SARANAC LAKE — After a dry start to summer, rain has returned to much of the state. But one area in particular is considerably dryer than normal.

The High Peaks region of the Adirondacks is about 5-7 inches below expected rainfall amounts this summer, according to a state-wide weather monitoring system.

The Mesonet system is a series of weather stations that were installed in the wake of Tropical Storm Irene, which caused wide-spread and devastating flooding throughout the Adirondacks and Vermont.

Nick Bassill is a Ph.D. meteorologist with SUNY Albany, and said there are a number of factors contributing to the lack of rain here while other parts of the state are above normal. For instance, one Mesonet station in the Catskills area is plus-12.2 inches, while Watkins Glen — in the Finger Lakes region — recently experienced massive flooding that resulted in the cancellation of multi-day Phish festival. The economic loss of the cancellation is estimated at $25-30 million.

But over the last 90 days, stations in the Adirondacks are below the expected amount of precipitation, with one station currently at negative 7.3 inches.

This 2011 landslide on the slopes of Gothics Mountain was caused by Tropical Storm Irene, the same storm that prompted funding of the state-wide Mesonet system.

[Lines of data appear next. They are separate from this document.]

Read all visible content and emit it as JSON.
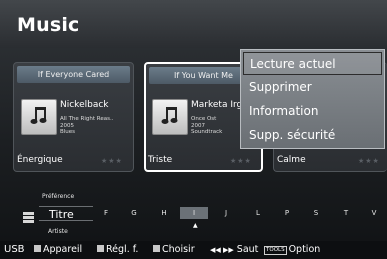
{
  "app": {
    "title": "Music"
  },
  "cards": [
    {
      "header": "If Everyone Cared",
      "artist": "Nickelback",
      "album": "All The Right Reas..",
      "year": "2005",
      "genre": "Blues",
      "mood": "Énergique",
      "stars": "★★★"
    },
    {
      "header": "If You Want Me",
      "artist": "Marketa Irg",
      "album": "Once Ost",
      "year": "2007",
      "genre": "Soundtrack",
      "mood": "Triste",
      "stars": "★★★"
    },
    {
      "header": "",
      "artist": "",
      "album": "",
      "year": "",
      "genre": "",
      "mood": "Calme",
      "stars": "★★★"
    }
  ],
  "context_menu": {
    "items": [
      "Lecture actuel",
      "Supprimer",
      "Information",
      "Supp. sécurité"
    ],
    "selected_index": 0
  },
  "sort": {
    "above": "Préférence",
    "current": "Titre",
    "below": "Artiste",
    "letters": [
      "F",
      "G",
      "H",
      "I",
      "J",
      "L",
      "P",
      "S",
      "T",
      "V"
    ],
    "selected_letter_index": 3,
    "arrow": "▲"
  },
  "bottom_bar": {
    "source": "USB",
    "appareil": "Appareil",
    "reglf": "Régl. f.",
    "choisir": "Choisir",
    "saut_icon": "◀◀ ▶▶",
    "saut": "Saut",
    "tools": "TOOLS",
    "option": "Option"
  },
  "icons": {
    "album_art": "music-note-icon",
    "sort": "list-bars-icon"
  }
}
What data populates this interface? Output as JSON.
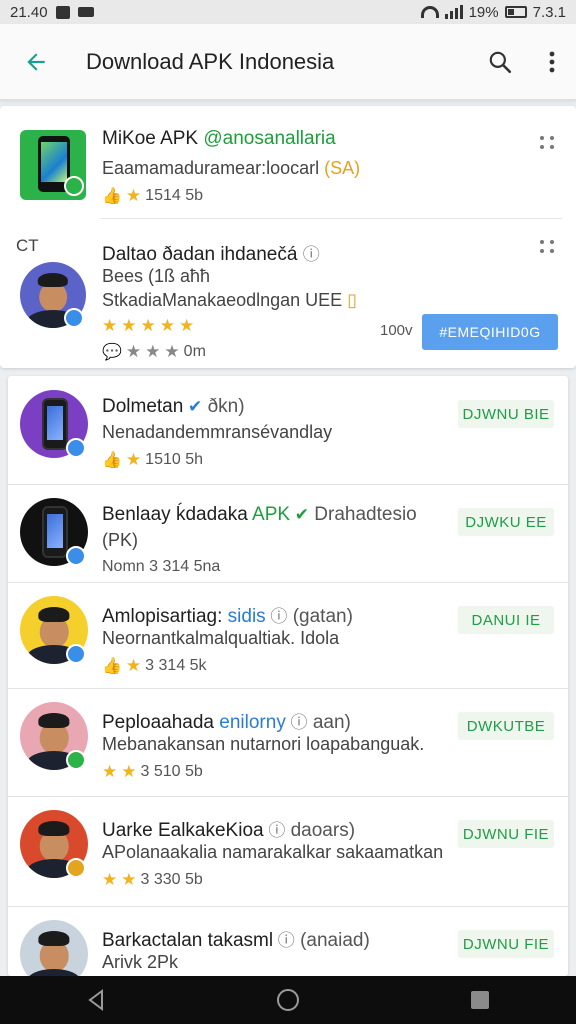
{
  "status_bar": {
    "time": "21.40",
    "battery": "19%",
    "right_text": "7.3.1"
  },
  "app_bar": {
    "title": "Download APK Indonesia",
    "back_icon": "arrow-back-icon",
    "search_icon": "search-icon",
    "more_icon": "more-vert-icon"
  },
  "featured": {
    "item1": {
      "title": "MiKoe APK",
      "handle": "@anosanallaria",
      "subtitle": "Eaamamaduramear:loocarl",
      "subtitle_accent": "(SA)",
      "rating_text": "1514 5b"
    },
    "side_label": "CT",
    "item2": {
      "title": "Daltao ðadan ihdanečá",
      "line2": "Bees (1ß aħħ",
      "line3": "StkadiaManakaeodlngan UEE",
      "review_text": "0m",
      "size_text": "100v",
      "button_label": "#EMEQIHID0G"
    }
  },
  "list": [
    {
      "title": "Dolmetan",
      "title_suffix": "ðkn)",
      "title_accent": "",
      "subtitle": "Nenadandemmransévandlay",
      "meta": "1510 5h",
      "button": "DJWNU BIE",
      "avatar_color": "#7b3fc4",
      "badge": "blue"
    },
    {
      "title": "Benlaay ḱdadaka",
      "title_accent": "APK",
      "title_suffix": "Drahadtesio",
      "subtitle": "(PK)",
      "meta": "Nomn 3 314 5na",
      "button": "DJWKU EE",
      "avatar_color": "#111111",
      "badge": "blue"
    },
    {
      "title": "Amlopisartiag:",
      "title_accent": "sidis",
      "title_suffix": "(gatan)",
      "subtitle": "Neornantkalmalqualtiak. Idola",
      "meta": "3 314 5k",
      "button": "DANUI IE",
      "avatar_color": "#f5cf2b",
      "badge": "blue"
    },
    {
      "title": "Peploaahada",
      "title_accent": "enilorny",
      "title_suffix": "aan)",
      "subtitle": "Mebanakansan nutarnori loapabanguak.",
      "meta": "3 510 5b",
      "button": "DWKUTBE",
      "avatar_color": "#e9a6b3",
      "badge": "green"
    },
    {
      "title": "Uarke EalkakeKioa",
      "title_accent": "",
      "title_suffix": "daoars)",
      "subtitle": "APolanaakalia namarakalkar sakaamatkan",
      "meta": "3 330 5b",
      "button": "DJWNU FIE",
      "avatar_color": "#d9492b",
      "badge": "yellow"
    },
    {
      "title": "Barkactalan takasml",
      "title_accent": "",
      "title_suffix": "(anaiad)",
      "subtitle": "Arivk 2Pk",
      "meta": "",
      "button": "DJWNU FIE",
      "avatar_color": "#c9d3dd",
      "badge": "none"
    }
  ],
  "nav_bar": {
    "back": "nav-back-icon",
    "home": "nav-home-icon",
    "recents": "nav-recents-icon"
  },
  "colors": {
    "accent_teal": "#1a9e8f",
    "download_green": "#1f9d47",
    "primary_blue": "#5aa0ef",
    "star_gold": "#f2b41c"
  }
}
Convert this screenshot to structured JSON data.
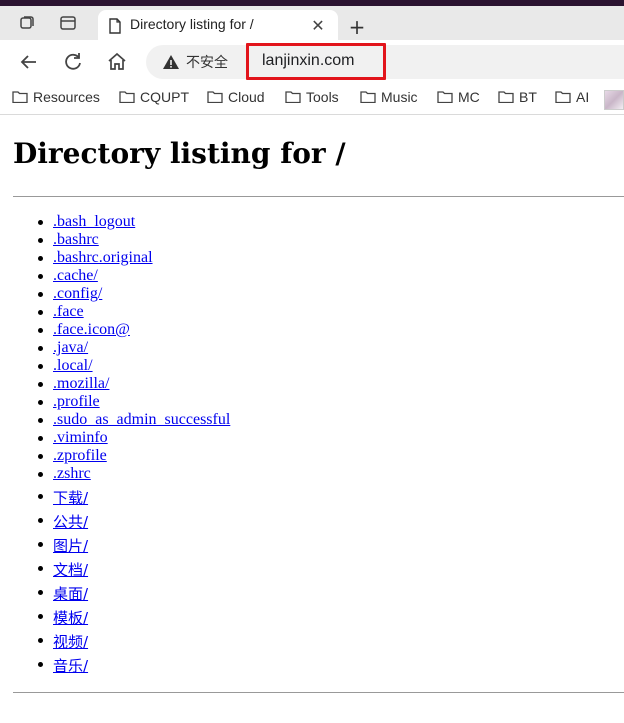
{
  "browser": {
    "tab_title": "Directory listing for /",
    "close_glyph": "✕",
    "new_tab_glyph": "+",
    "security_label": "不安全",
    "url": "lanjinxin.com"
  },
  "bookmarks": [
    "Resources",
    "CQUPT",
    "Cloud",
    "Tools",
    "Music",
    "MC",
    "BT",
    "AI"
  ],
  "page": {
    "heading": "Directory listing for /",
    "files": [
      ".bash_logout",
      ".bashrc",
      ".bashrc.original",
      ".cache/",
      ".config/",
      ".face",
      ".face.icon@",
      ".java/",
      ".local/",
      ".mozilla/",
      ".profile",
      ".sudo_as_admin_successful",
      ".viminfo",
      ".zprofile",
      ".zshrc",
      "下载/",
      "公共/",
      "图片/",
      "文档/",
      "桌面/",
      "模板/",
      "视频/",
      "音乐/"
    ]
  },
  "colors": {
    "link": "#0000ee",
    "highlight_box": "#e2141b",
    "titlebar": "#2b1330"
  }
}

The Mesonet system currently shows the High Peaks to have 5 to 7 inches less than normal precipitation. (Photo provided)

“A lot of times, especially in later summer, some of our rain might be from hurricanes … or maybe from thunderstorm complexes that develop over Wisconsin, Michigan, Minnesota and move eastward,” Bassill said. “We haven’t really seen that at all this summer because our pattern hasn’t really been west to east, it’s been more south to north.

“So that kind of normal pattern I described, that hasn’t happened as much this year.”

Bassill said, with a number of factors playing a role, the main one is that the high and low systems just haven’t been that active this year.

“When you get a really stagnant weather patter, which is kind of what we have,” he said. “You can kind of get what we call a feedback pattern, where what happens one day makes it more likely the next day.”

He said that the wildfires out west are probably not having an impact on local patterns, but the lack of landfall hurricanes has failed to push the stagnant weather patterns and “clear things out.”

Bassill said because much of the state is wetter than normal, he thinks the Adirondacks could get a reprieve in the near future.

“We’re moving into more of a fall-like pattern, where you get those cooler nights, so basically it looks like the pattern is going to be less stagnant,” he said. “It picks up and moves a little faster, and when that happens it tends to spread things out a little more.”